31/07/2021

El “interés de Colombia” en un tratado que nos arruina

Mario Alejandro Valencia, miembro del Centro de Estudios del Trabajo, Bogotá, 12 de octubre de 2010

En mayo de 2010, en plena campaña electoral, al preguntársele sobre el TLC con la Unión Europea el entonces candidato Juan Manuel Santos declaró que estos “siempre dejan ganadores y perdedores” y añadió que aún así “lo firmaría”.

Consecuente con su promesa, el 6 de octubre el vicepresidente de Colombia, Angelino Garzón, emprendió una gira de catorce días por Europa para buscar la aprobación de un Tratado de Libre Comercio que arruina a los lecheros colombianos, no solo a los pequeños y a los medianos, sino a todos los lecheros. Un TLC que terminará de quebrar lo que queda de la producción alimentaria y que le entregará en bandeja de plata a las transnacionales europeas (ejemplo: BP, Hocol, Unión Fenosa, Endesa, Gas Natural, Anglogold Ashanti) las riquezas naturales no renovables de nuestro territorio, como es evidente en la política minera, petrolera y ambiental que dejó el anterior gobierno y que ha prometido continuar y profundizar el de Santos, bajo la figura de las “locomotoras”.

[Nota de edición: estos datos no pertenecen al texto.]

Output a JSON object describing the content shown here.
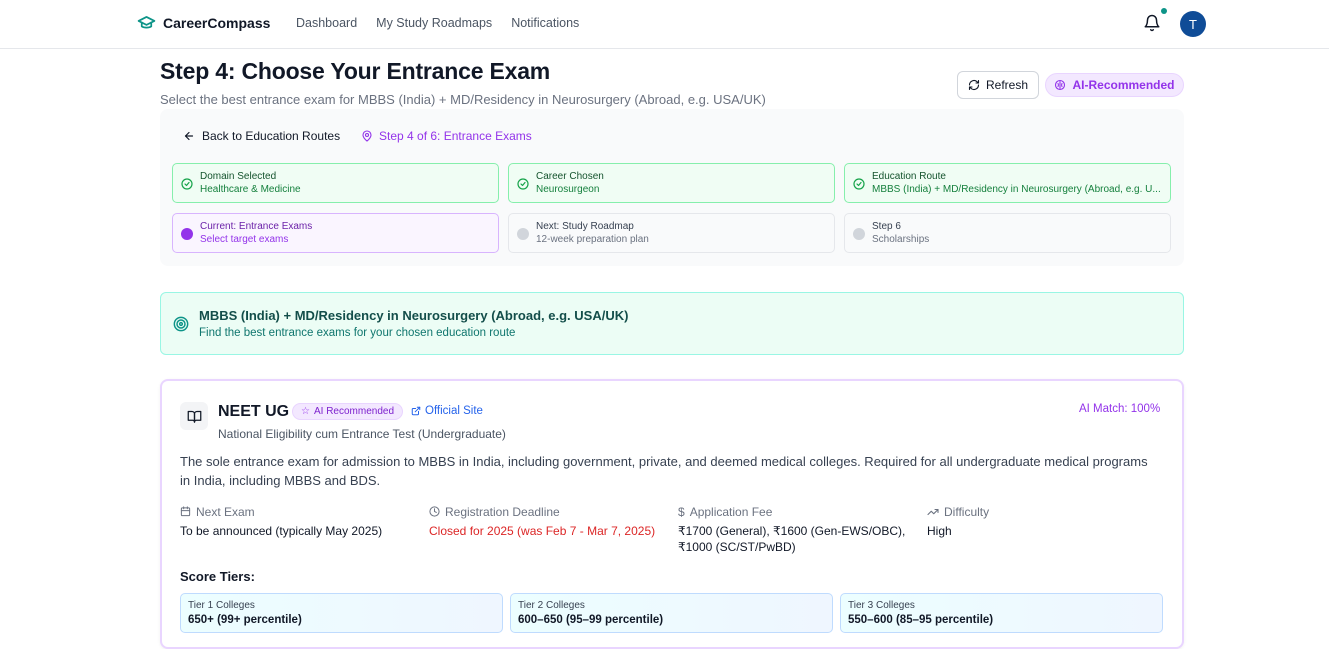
{
  "brand": {
    "name": "CareerCompass",
    "icon": "graduation-cap-icon",
    "color": "#0d9488"
  },
  "nav": {
    "items": [
      "Dashboard",
      "My Study Roadmaps",
      "Notifications"
    ]
  },
  "user": {
    "initial": "T"
  },
  "header": {
    "title": "Step 4: Choose Your Entrance Exam",
    "subtitle": "Select the best entrance exam for MBBS (India) + MD/Residency in Neurosurgery (Abroad, e.g. USA/UK)",
    "refresh_label": "Refresh",
    "ai_label": "AI-Recommended"
  },
  "progress": {
    "back_label": "Back to Education Routes",
    "step_label": "Step 4 of 6: Entrance Exams",
    "steps": [
      {
        "title": "Domain Selected",
        "sub": "Healthcare & Medicine",
        "state": "done"
      },
      {
        "title": "Career Chosen",
        "sub": "Neurosurgeon",
        "state": "done"
      },
      {
        "title": "Education Route",
        "sub": "MBBS (India) + MD/Residency in Neurosurgery (Abroad, e.g. U...",
        "state": "done"
      },
      {
        "title": "Current: Entrance Exams",
        "sub": "Select target exams",
        "state": "current"
      },
      {
        "title": "Next: Study Roadmap",
        "sub": "12-week preparation plan",
        "state": "pending"
      },
      {
        "title": "Step 6",
        "sub": "Scholarships",
        "state": "pending"
      }
    ]
  },
  "route": {
    "title": "MBBS (India) + MD/Residency in Neurosurgery (Abroad, e.g. USA/UK)",
    "subtitle": "Find the best entrance exams for your chosen education route"
  },
  "exam": {
    "name": "NEET UG",
    "badge": "AI Recommended",
    "official_label": "Official Site",
    "full_name": "National Eligibility cum Entrance Test (Undergraduate)",
    "ai_match": "AI Match: 100%",
    "description": "The sole entrance exam for admission to MBBS in India, including government, private, and deemed medical colleges. Required for all undergraduate medical programs in India, including MBBS and BDS.",
    "info": [
      {
        "label": "Next Exam",
        "icon": "calendar-icon",
        "value": "To be announced (typically May 2025)"
      },
      {
        "label": "Registration Deadline",
        "icon": "clock-icon",
        "value": "Closed for 2025 (was Feb 7 - Mar 7, 2025)"
      },
      {
        "label": "Application Fee",
        "icon": "dollar-icon",
        "value": "₹1700 (General), ₹1600 (Gen-EWS/OBC), ₹1000 (SC/ST/PwBD)"
      },
      {
        "label": "Difficulty",
        "icon": "trending-up-icon",
        "value": "High"
      }
    ],
    "tiers_title": "Score Tiers:",
    "tiers": [
      {
        "label": "Tier 1 Colleges",
        "value": "650+ (99+ percentile)"
      },
      {
        "label": "Tier 2 Colleges",
        "value": "600–650 (95–99 percentile)"
      },
      {
        "label": "Tier 3 Colleges",
        "value": "550–600 (85–95 percentile)"
      }
    ]
  }
}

Para que no quede duda, el pasado 8 de octubre en Madrid, Angelino Garzón intervino durante una hora en el Foro de la Nueva Economía de The Wall Street Journal, patrocinado por Endesa, en el que declaró que “es un buen negocio invertir en Colombia”, porque es “una tradición de Estado garantizar la seguridad no sólo a nivel jurídico sino administrativo, político y de seguridad para la inversión nacional y extranjera”. Discurso en el que no se ahorro en elogios al presidente de Endesa por la “labor que cumple en Colombia” y en el que, para tranquilidad de los inversionistas españoles presentes en el evento, agrega: “vamos a mantener todas las políticas que fueron valoradas positivamente por el pueblo colombiano, del presidente Álvaro Uribe”, incluida la firma de “tratados de libre comercio con el mayor número de países posibles”.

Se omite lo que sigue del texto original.